Gov. Jack Markell and unions representing Delaware’s state workers have reached an agreement that would save the state $126 million over five years in healthcare and pension costs.
The agreement, if adopted, would affect all current and future state employees, not just those represented by unions.
“We gave a little to get a little,” said Michael Begatto, executive director of the Delaware chapter of the American Federation of State, County and Municipal Employees’ union.” I think it’s a win-win for everybody.”
In the agreement, what state workers would get is a 2 percent pay increase effective 2012-2013.
What they would give up is a little more complicated. Bottom line, while some benefits may cost a little more, and a state employee might have to work longer to earn them, no healthcare or pension benefits would be reduced.
In terms of the healthcare plan, all state employees would see an increase in their health insurance premium costs of about 1 percent.

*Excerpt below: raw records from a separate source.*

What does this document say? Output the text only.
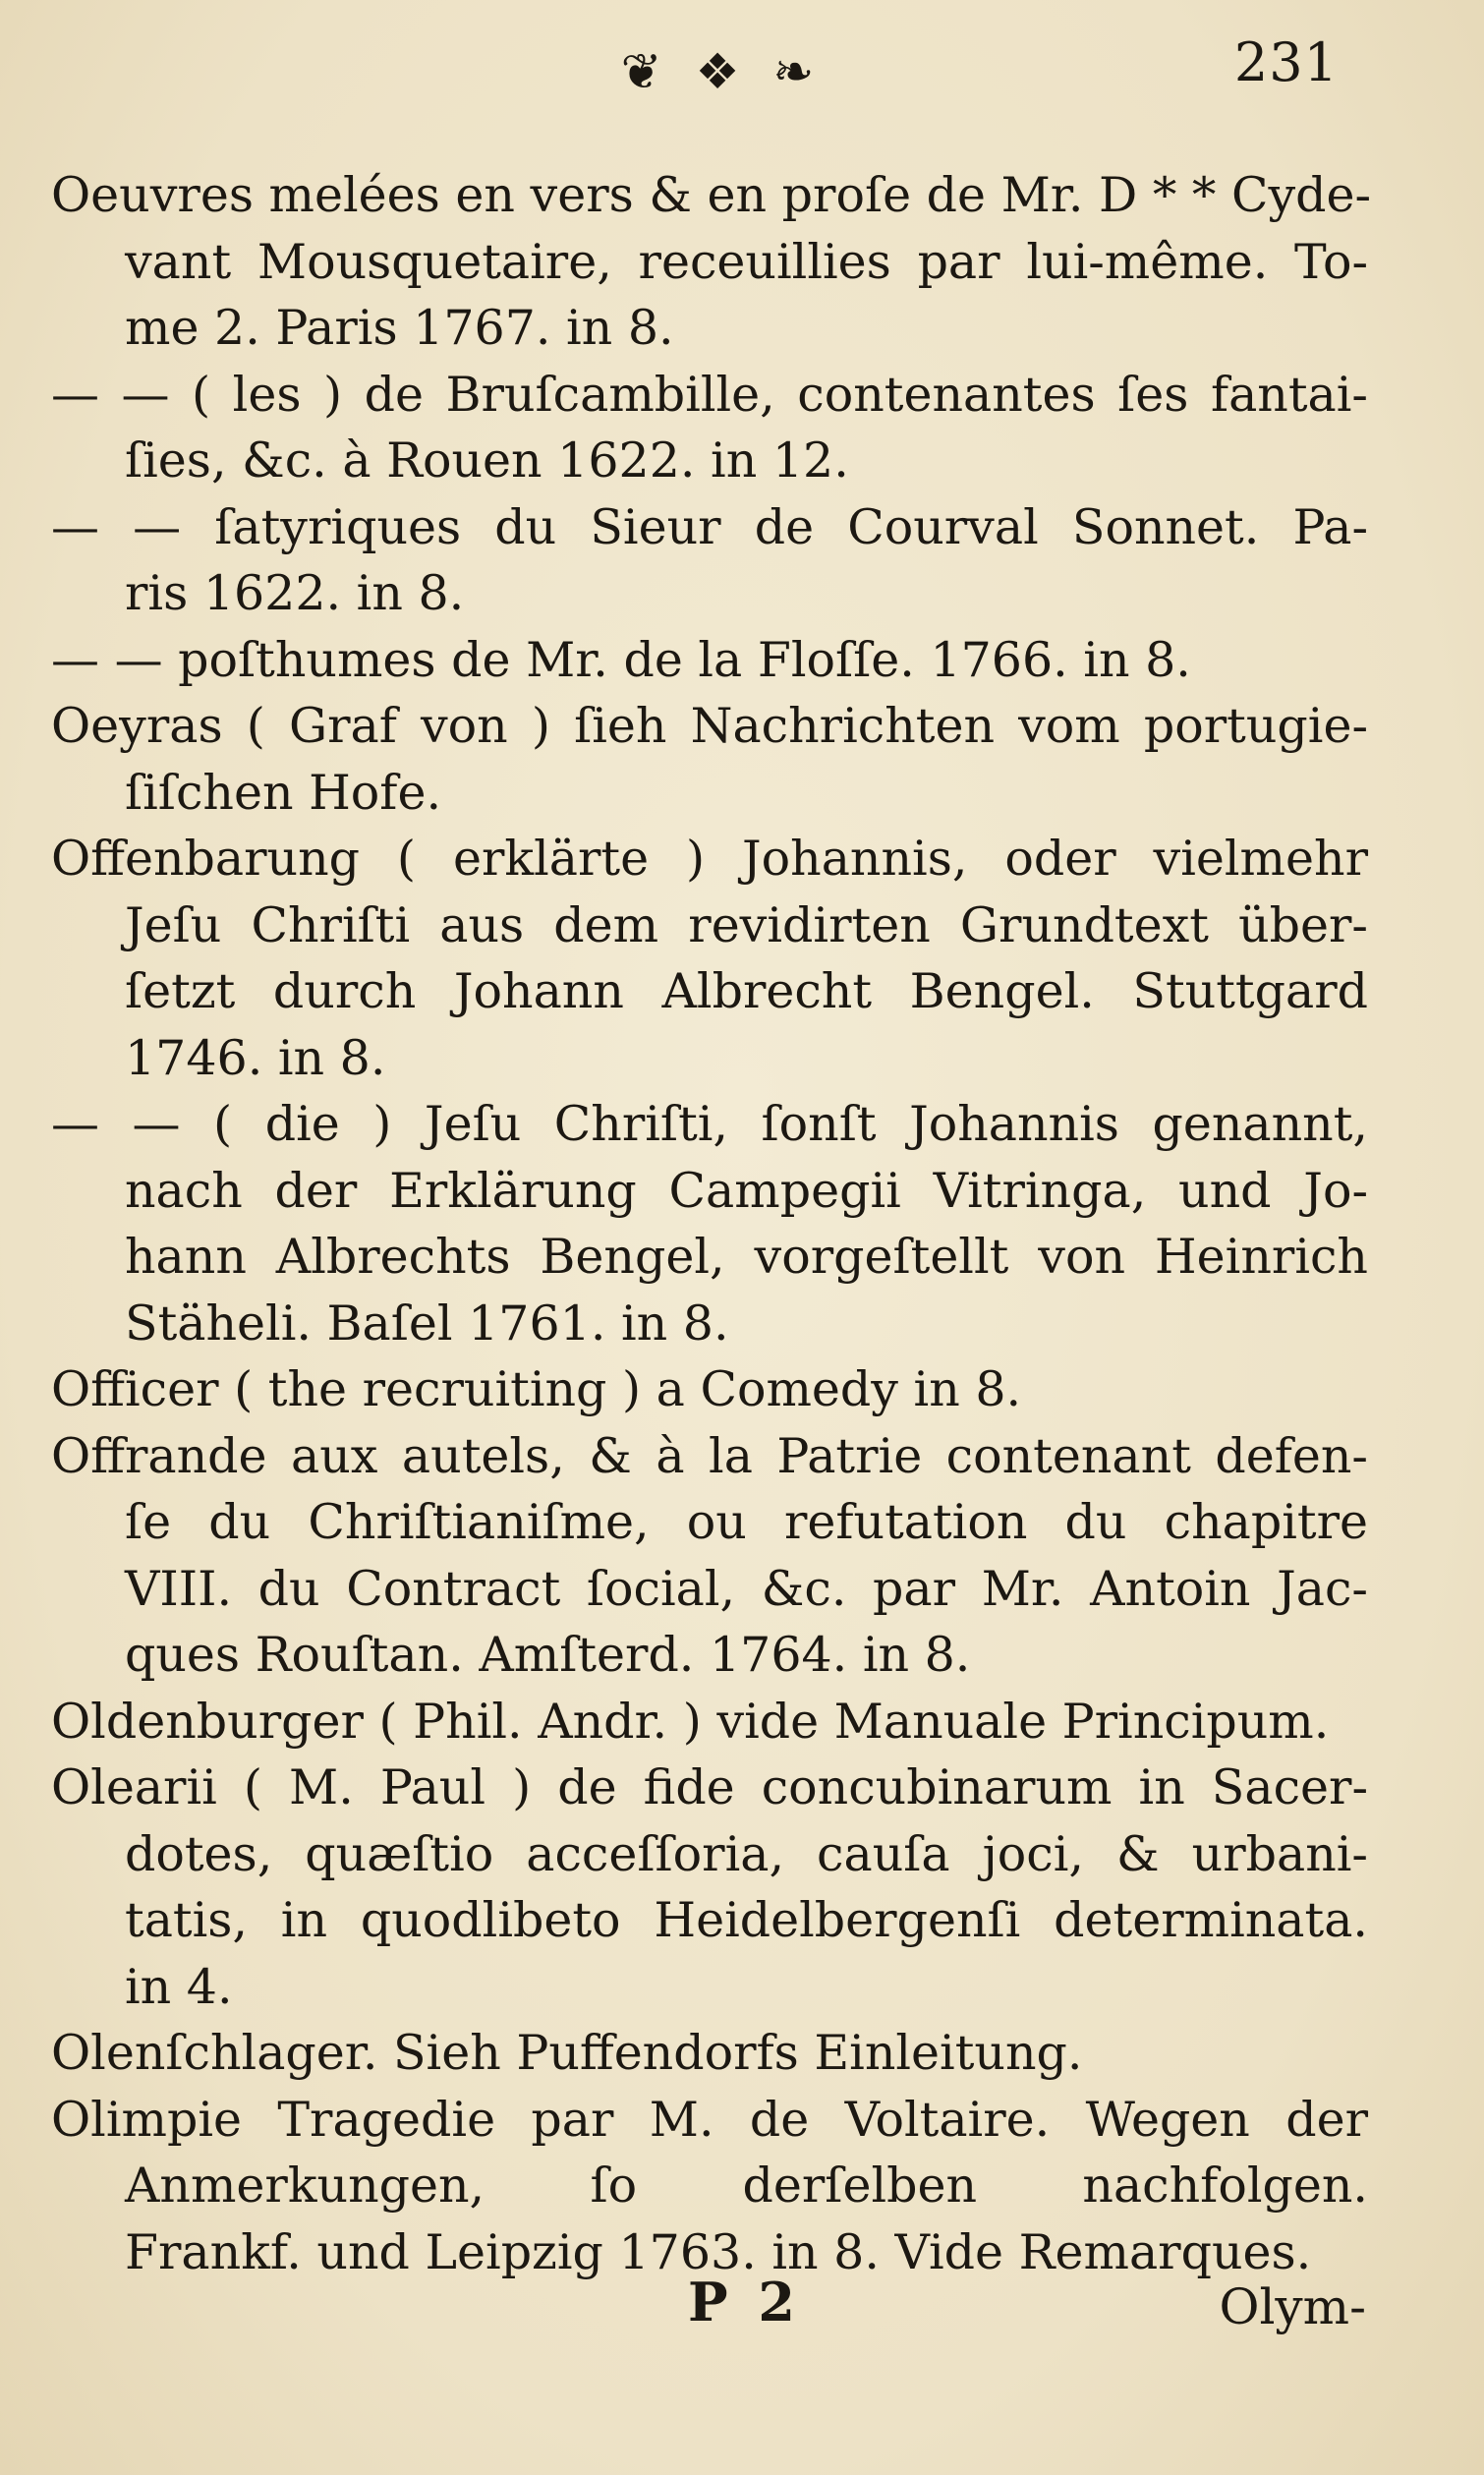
❦ ❖ ❧	231
Oeuvres melées en vers & en proſe de Mr. D * * Cyde-
vant Mousquetaire, receuillies par lui-même. To-
me 2. Paris 1767. in 8.
— — ( les ) de Bruſcambille, contenantes ſes fantai-
ſies, &c. à Rouen 1622. in 12.
— — ſatyriques du Sieur de Courval Sonnet. Pa-
ris 1622. in 8.
— — poſthumes de Mr. de la Floſſe. 1766. in 8.
Oeyras ( Graf von ) ſieh Nachrichten vom portugie-
ſiſchen Hofe.
Offenbarung ( erklärte ) Johannis, oder vielmehr
Jeſu Chriſti aus dem revidirten Grundtext über-
ſetzt durch Johann Albrecht Bengel. Stuttgard
1746. in 8.
— — ( die ) Jeſu Chriſti, ſonſt Johannis genannt,
nach der Erklärung Campegii Vitringa, und Jo-
hann Albrechts Bengel, vorgeſtellt von Heinrich
Stäheli. Baſel 1761. in 8.
Officer ( the recruiting ) a Comedy in 8.
Offrande aux autels, & à la Patrie contenant defen-
ſe du Chriſtianiſme, ou refutation du chapitre
VIII. du Contract ſocial, &c. par Mr. Antoin Jac-
ques Rouſtan. Amſterd. 1764. in 8.
Oldenburger ( Phil. Andr. ) vide Manuale Principum.
Olearii ( M. Paul ) de fide concubinarum in Sacer-
dotes, quæſtio acceſſoria, cauſa joci, & urbani-
tatis, in quodlibeto Heidelbergenſi determinata.
in 4.
Olenſchlager. Sieh Puffendorfs Einleitung.
Olimpie Tragedie par M. de Voltaire. Wegen der
Anmerkungen, ſo derſelben nachfolgen.
Frankf. und Leipzig 1763. in 8. Vide Remarques.
P 2	Olym-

Changes to the pension plan would only affect new hires. The amount state employees contribute, after the first $6,000 in earnings, would increase from 3 percent to 5 percent. Also, new hires would have to work 10 years, instead of the current five, to be eligible.
“We are very happy with what we got done,” Begatto said. “We were able to identify problems, and we were able to recommend solutions to those problems.”
The agreement comes after seven weekly meetings that also included members of the General Assembly and the Office of Management and Budget.
“Members of the General Assembly sitting in on those negotiations was critical so they could take the information back to their caucus and keep them up to date on what was going on,” Begatto said.
Some further refinement on some issues remains, and the proposal still has to be approved by the Joint Finance Committee and the General Assembly.